Julius Richard Petri

from Wikipedia, the free encyclopedia
Julius Richard Petri, around 1888

Julius Richard Petri (born May 31, 1852 in Barmen , today part of Wuppertal ; † December 20, 1921 in Zeitz ) was a German bacteriologist . Petri invented the Petri dish named after him in 1887 while working with Robert Koch .

Life

Petri studied medicine at the Kaiser Wilhelm Academy in Berlin from 1871 to 1875 and worked for a short time as a military doctor. In Görbersdorf he worked from 1882 to 1885 as an assistant to Hermann Brehmer at his sanatorium for lung patients before he went to Robert Koch's bacteriological institute in 1886 . Also in 1886 Petri was appointed curator at the Hygiene Museum of the Friedrich Wilhelms University in Berlin. In 1887 Petri presented the Petri dish, which was later named after him, to the research world. In addition to the Petri dish, he also improved numerous working methods and equipment for medical use, including a sand filter and shipping containers for stool and urine samples. In 1889 Petri became a councilor at the Imperial Health Department and head of a bacteriological laboratory. In 1900 he went into early retirement with the title of a secret government councilor and took over the management of the Brehmerschen Heilanstalt in Görbersdorf for three years .

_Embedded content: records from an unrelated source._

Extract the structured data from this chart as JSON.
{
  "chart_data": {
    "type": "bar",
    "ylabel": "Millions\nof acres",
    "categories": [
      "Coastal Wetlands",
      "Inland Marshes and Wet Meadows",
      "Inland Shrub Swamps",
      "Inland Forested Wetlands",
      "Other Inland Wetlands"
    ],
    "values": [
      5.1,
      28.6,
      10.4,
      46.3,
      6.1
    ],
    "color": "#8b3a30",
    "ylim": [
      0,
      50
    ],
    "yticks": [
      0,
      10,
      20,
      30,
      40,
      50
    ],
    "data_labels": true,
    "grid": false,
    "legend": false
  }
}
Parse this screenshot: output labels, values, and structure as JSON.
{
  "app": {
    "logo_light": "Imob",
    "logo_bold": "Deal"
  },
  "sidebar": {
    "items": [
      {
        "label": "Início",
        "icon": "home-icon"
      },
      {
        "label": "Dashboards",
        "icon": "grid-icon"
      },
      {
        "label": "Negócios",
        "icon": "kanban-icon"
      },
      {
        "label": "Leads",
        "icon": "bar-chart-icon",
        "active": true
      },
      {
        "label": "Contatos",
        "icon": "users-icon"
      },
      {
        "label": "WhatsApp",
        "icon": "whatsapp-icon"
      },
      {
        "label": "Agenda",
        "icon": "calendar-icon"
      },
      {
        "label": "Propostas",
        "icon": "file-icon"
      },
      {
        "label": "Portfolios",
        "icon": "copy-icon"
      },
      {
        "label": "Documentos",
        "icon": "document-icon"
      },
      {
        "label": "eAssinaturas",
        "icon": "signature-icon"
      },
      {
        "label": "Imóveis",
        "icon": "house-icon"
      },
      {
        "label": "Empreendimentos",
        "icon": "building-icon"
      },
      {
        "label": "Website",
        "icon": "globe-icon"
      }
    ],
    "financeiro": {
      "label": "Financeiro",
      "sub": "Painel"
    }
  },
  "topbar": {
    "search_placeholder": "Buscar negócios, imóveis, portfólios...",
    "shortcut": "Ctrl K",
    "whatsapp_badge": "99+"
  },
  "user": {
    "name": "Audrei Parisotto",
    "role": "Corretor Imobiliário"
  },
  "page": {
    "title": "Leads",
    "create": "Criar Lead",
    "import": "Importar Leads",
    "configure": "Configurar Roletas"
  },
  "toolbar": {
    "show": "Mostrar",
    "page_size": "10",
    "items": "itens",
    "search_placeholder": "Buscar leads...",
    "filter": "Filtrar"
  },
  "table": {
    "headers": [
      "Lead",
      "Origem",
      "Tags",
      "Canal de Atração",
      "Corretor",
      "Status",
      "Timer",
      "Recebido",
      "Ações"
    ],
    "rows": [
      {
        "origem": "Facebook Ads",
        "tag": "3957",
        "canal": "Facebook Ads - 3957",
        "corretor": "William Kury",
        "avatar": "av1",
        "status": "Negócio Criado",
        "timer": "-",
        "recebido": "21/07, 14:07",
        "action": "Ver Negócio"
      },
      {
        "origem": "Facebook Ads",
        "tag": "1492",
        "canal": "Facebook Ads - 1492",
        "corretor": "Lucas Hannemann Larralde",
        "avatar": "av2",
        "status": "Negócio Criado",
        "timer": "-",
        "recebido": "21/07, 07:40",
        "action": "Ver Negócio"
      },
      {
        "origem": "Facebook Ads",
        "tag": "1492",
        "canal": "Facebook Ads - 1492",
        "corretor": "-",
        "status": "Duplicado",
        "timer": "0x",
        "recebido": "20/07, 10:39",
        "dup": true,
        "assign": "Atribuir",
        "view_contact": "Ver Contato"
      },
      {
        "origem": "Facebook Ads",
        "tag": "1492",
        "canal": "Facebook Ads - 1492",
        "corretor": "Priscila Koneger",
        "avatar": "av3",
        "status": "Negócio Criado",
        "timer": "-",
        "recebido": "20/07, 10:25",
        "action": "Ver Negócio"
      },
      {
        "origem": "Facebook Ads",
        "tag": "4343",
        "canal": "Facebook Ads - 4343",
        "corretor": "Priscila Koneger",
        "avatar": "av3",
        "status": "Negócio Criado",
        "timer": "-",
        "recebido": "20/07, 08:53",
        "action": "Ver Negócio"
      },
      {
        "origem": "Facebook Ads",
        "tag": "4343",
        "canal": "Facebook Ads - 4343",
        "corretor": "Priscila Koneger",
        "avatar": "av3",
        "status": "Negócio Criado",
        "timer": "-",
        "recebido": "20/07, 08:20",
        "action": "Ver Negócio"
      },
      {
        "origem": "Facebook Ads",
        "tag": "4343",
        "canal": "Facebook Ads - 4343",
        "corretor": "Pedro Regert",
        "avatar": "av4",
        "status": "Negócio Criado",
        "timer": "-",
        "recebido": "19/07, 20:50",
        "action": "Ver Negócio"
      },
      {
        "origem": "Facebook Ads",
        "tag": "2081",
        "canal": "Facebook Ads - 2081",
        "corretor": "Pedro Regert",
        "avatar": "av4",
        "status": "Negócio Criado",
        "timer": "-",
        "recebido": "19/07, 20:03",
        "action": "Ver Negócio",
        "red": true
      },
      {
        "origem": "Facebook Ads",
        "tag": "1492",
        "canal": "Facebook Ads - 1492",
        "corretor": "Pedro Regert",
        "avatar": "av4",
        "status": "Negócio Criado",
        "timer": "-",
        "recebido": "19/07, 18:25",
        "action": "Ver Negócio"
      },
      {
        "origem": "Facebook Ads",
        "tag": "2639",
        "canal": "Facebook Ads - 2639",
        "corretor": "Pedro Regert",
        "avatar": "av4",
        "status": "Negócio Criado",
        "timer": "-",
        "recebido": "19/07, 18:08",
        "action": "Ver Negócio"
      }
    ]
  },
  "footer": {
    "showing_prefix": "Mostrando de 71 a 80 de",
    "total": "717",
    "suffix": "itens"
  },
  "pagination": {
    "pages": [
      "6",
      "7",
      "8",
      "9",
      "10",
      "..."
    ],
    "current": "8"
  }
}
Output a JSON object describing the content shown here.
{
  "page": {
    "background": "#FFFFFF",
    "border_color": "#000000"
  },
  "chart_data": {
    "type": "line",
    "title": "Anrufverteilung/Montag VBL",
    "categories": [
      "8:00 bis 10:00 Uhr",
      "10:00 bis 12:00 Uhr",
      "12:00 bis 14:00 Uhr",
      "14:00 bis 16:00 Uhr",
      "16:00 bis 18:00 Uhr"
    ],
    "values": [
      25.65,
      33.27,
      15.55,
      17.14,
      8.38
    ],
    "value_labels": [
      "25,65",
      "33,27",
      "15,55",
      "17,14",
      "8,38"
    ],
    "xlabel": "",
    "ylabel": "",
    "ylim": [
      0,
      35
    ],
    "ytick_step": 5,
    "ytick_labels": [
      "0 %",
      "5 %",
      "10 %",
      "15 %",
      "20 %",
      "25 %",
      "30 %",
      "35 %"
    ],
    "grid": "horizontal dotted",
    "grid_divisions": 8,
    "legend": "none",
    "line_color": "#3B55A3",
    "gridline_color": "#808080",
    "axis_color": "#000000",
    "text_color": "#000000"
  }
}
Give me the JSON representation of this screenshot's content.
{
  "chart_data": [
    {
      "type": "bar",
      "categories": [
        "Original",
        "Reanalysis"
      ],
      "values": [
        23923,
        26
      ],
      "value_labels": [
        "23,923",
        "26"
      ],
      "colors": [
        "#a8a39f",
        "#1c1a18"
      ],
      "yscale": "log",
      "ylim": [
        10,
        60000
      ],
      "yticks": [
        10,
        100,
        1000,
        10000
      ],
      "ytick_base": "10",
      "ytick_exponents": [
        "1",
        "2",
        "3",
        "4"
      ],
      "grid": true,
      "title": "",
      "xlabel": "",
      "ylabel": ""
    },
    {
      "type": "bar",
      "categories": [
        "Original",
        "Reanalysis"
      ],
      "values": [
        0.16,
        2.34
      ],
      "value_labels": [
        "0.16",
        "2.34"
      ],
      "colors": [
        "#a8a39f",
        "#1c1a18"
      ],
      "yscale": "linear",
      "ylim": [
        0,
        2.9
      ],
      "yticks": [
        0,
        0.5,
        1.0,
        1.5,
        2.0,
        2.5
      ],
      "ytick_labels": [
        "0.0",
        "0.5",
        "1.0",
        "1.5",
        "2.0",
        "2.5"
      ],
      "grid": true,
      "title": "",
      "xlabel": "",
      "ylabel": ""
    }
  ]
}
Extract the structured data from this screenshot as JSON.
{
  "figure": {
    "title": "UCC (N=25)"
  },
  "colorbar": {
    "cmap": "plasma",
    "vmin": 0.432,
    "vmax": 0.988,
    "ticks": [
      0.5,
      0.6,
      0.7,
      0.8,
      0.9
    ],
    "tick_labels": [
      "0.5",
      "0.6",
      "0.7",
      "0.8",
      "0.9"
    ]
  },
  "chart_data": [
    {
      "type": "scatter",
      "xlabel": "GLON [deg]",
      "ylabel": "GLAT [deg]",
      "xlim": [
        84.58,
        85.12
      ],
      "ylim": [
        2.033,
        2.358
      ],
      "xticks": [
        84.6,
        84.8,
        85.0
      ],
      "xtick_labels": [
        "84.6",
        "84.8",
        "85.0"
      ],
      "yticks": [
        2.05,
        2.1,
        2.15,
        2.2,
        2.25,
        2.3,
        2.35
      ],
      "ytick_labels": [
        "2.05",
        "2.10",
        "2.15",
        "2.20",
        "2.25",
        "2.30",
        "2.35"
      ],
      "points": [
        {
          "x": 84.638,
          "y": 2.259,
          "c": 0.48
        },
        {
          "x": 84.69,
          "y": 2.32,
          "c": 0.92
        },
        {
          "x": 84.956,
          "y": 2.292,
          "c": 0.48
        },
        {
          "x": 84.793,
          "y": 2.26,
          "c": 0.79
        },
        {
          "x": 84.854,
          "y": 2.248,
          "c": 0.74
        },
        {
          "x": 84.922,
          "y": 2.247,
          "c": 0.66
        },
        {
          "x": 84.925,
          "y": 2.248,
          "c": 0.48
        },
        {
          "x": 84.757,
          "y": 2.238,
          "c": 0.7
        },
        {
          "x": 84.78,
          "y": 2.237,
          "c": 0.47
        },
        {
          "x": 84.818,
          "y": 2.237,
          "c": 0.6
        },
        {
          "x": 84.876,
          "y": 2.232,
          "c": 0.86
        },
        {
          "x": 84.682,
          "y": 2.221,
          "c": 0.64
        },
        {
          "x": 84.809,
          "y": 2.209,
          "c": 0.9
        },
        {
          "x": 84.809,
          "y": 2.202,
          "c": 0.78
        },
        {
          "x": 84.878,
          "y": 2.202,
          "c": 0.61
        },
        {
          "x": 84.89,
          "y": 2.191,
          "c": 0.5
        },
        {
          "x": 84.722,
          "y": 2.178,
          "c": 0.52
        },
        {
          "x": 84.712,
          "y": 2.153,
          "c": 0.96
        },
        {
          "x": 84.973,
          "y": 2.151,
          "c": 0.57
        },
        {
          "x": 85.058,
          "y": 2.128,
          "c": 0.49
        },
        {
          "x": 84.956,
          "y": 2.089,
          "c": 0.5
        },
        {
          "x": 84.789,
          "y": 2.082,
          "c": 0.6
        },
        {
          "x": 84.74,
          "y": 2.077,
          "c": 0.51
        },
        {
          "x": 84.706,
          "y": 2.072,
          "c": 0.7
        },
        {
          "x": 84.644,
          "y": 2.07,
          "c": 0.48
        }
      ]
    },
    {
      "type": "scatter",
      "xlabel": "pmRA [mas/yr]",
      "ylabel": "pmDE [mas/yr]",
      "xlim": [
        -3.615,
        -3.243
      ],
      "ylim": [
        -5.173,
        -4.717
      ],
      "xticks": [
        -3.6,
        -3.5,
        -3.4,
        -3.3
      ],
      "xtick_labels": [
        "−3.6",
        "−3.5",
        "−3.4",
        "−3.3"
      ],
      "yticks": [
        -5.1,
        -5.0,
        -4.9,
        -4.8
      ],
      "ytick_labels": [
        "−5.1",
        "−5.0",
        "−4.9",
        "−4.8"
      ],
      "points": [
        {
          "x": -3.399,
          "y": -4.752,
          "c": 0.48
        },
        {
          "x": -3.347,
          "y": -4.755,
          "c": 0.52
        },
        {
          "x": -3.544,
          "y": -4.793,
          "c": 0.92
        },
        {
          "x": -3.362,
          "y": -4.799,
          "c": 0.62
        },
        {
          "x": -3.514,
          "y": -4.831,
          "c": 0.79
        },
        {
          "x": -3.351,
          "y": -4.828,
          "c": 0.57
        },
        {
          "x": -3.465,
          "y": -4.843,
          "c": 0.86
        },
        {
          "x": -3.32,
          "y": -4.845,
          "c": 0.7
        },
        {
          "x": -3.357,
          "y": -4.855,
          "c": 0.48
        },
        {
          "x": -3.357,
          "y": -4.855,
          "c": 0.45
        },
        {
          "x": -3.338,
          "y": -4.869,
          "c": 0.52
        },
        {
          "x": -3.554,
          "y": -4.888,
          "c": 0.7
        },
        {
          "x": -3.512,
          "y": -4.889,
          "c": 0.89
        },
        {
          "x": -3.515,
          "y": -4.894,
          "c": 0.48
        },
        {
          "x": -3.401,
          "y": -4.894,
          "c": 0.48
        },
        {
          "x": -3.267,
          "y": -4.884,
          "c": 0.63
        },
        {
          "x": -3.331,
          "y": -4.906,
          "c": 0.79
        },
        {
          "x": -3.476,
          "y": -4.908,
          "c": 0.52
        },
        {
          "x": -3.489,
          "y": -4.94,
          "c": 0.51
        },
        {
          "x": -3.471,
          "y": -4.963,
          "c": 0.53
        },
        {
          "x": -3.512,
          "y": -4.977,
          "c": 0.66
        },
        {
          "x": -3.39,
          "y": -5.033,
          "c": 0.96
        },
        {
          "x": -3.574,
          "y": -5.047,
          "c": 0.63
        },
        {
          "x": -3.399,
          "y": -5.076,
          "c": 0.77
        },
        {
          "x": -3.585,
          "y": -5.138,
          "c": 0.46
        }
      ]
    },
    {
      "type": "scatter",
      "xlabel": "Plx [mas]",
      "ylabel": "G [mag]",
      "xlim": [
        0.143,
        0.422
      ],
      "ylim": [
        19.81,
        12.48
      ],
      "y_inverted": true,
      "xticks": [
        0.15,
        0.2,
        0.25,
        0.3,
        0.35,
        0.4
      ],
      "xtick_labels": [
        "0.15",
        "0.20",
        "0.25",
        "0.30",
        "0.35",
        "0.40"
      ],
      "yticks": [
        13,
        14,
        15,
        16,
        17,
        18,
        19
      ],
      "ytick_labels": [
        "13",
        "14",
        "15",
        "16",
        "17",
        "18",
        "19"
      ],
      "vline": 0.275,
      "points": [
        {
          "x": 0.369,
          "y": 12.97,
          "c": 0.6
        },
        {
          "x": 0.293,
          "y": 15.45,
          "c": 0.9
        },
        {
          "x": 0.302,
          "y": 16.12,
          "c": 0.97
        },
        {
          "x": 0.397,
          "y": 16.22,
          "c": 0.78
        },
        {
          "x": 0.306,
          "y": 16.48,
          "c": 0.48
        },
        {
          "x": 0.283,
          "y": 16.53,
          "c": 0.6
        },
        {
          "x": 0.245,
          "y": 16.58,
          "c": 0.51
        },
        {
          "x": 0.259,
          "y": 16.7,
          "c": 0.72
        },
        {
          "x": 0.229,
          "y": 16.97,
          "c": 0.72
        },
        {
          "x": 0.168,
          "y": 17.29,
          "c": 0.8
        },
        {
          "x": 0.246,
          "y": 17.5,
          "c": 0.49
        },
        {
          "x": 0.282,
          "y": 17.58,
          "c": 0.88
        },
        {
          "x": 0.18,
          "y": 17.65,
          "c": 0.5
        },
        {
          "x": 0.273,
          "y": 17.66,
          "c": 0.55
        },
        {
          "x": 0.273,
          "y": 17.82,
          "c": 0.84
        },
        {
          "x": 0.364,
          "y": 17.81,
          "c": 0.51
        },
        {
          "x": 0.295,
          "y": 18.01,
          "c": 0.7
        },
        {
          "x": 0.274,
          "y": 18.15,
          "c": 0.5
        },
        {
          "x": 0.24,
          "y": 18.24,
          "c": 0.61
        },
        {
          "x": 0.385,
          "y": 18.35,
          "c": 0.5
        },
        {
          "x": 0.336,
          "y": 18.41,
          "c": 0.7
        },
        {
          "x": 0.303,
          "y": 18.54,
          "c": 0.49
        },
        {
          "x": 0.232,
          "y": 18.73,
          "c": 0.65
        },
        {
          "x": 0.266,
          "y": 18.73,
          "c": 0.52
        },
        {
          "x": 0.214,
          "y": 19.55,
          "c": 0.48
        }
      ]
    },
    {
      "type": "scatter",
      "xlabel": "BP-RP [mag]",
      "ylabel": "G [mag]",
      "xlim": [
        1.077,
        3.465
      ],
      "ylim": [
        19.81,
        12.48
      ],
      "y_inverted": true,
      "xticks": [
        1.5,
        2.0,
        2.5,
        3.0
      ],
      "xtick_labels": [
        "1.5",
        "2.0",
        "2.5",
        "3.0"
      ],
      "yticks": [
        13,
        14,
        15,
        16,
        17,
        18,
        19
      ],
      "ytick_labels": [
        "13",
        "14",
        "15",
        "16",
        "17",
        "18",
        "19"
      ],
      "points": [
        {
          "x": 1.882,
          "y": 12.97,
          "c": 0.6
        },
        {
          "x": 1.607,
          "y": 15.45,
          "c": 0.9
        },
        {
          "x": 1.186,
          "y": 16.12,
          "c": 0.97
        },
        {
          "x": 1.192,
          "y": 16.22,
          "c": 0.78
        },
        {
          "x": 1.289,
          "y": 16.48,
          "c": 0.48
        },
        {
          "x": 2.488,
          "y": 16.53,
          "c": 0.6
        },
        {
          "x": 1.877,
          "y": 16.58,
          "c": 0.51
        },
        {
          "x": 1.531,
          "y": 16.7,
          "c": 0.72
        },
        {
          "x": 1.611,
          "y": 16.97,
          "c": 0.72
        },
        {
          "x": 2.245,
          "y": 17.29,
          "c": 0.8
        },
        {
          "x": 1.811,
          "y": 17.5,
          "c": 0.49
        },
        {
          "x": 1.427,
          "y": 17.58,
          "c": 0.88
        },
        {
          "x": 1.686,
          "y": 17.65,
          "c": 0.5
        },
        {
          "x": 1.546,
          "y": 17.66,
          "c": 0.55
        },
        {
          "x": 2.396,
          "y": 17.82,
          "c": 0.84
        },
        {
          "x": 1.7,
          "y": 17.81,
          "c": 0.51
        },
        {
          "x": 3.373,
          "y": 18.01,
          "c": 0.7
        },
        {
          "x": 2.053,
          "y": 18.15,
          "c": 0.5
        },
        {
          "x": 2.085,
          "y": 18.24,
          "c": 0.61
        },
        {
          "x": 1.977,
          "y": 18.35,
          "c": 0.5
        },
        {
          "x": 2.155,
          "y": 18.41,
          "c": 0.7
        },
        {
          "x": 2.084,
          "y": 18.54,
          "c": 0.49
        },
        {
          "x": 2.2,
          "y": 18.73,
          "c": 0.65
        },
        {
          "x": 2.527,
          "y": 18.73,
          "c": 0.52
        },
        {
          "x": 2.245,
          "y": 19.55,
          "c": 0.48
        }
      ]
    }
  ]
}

Petri was a Freemason and from 1880 to 1892 a member of the Lodge Zum Todtenkopf and Phoenix in Königsberg .

Works

  • Experiments on the chemistry of albumen urine. 1876.
  • Apparatus for determining the water content in milk by vacuum distillation. 1880.
  • A small modification of the Koch plate method. 1887
  • About the methods of modern bacterial research, 1887 (In: Collection of common scientific lectures ).
  • The danger of carbon-soda ovens. 1889.
  • Industrial hygiene. 1890.
  • Experiments on the spread of infectious diseases, particularly tuberculosis, through rail transport and the measures to be taken against them. 1893.
  • The microscope. From its beginnings to the present perfection. 1896.
  • For assessing the high-pressure pasteurizer apparatus, for detection in butter and milk. 1897.

literature

Web links

Individual evidence

  1. ^ A b Peter Voswinckel: Petri, 1) Julius Richard. Entry in New German Biography . Volume 20. Hans Günter Hockerts (ed.), Duncker & Humblot, Berlin 2001, pp. 263-264 (digitized at www.digitale-sammlungen.de). Retrieved July 6, 2020
  2. Petri, Richard Julius. Entry in the biographical lexicon of outstanding doctors of the nineteenth century . J. Pagel (Ed.), Berlin, Vienna 1901 (text and digitized version at Zeno.org ).
  3. ^ Encyclopedia of Medical History . Edited by Werner E. Gerabek, Bernhard D. Haage, Gundolf Keil a . a. De Gruyter, Berlin 2005. ISBN 3-11-015714-4 , p. 988.
  4. RJ Petri: A small modification of the Koch plate method . In: Centralblatt für Bacteriologie und Parasitenkunde . Volume 1, 1887, pp. 279-280.
  5. Otto Hieber : History of the United Johannis Lodge to Todtenkopf and Phoenix zu Königsberg i. Pr. Self-published by the author, Königsberg 1897.
  6. JR Petri: The microscope. 1896, digitized version , download (PDF).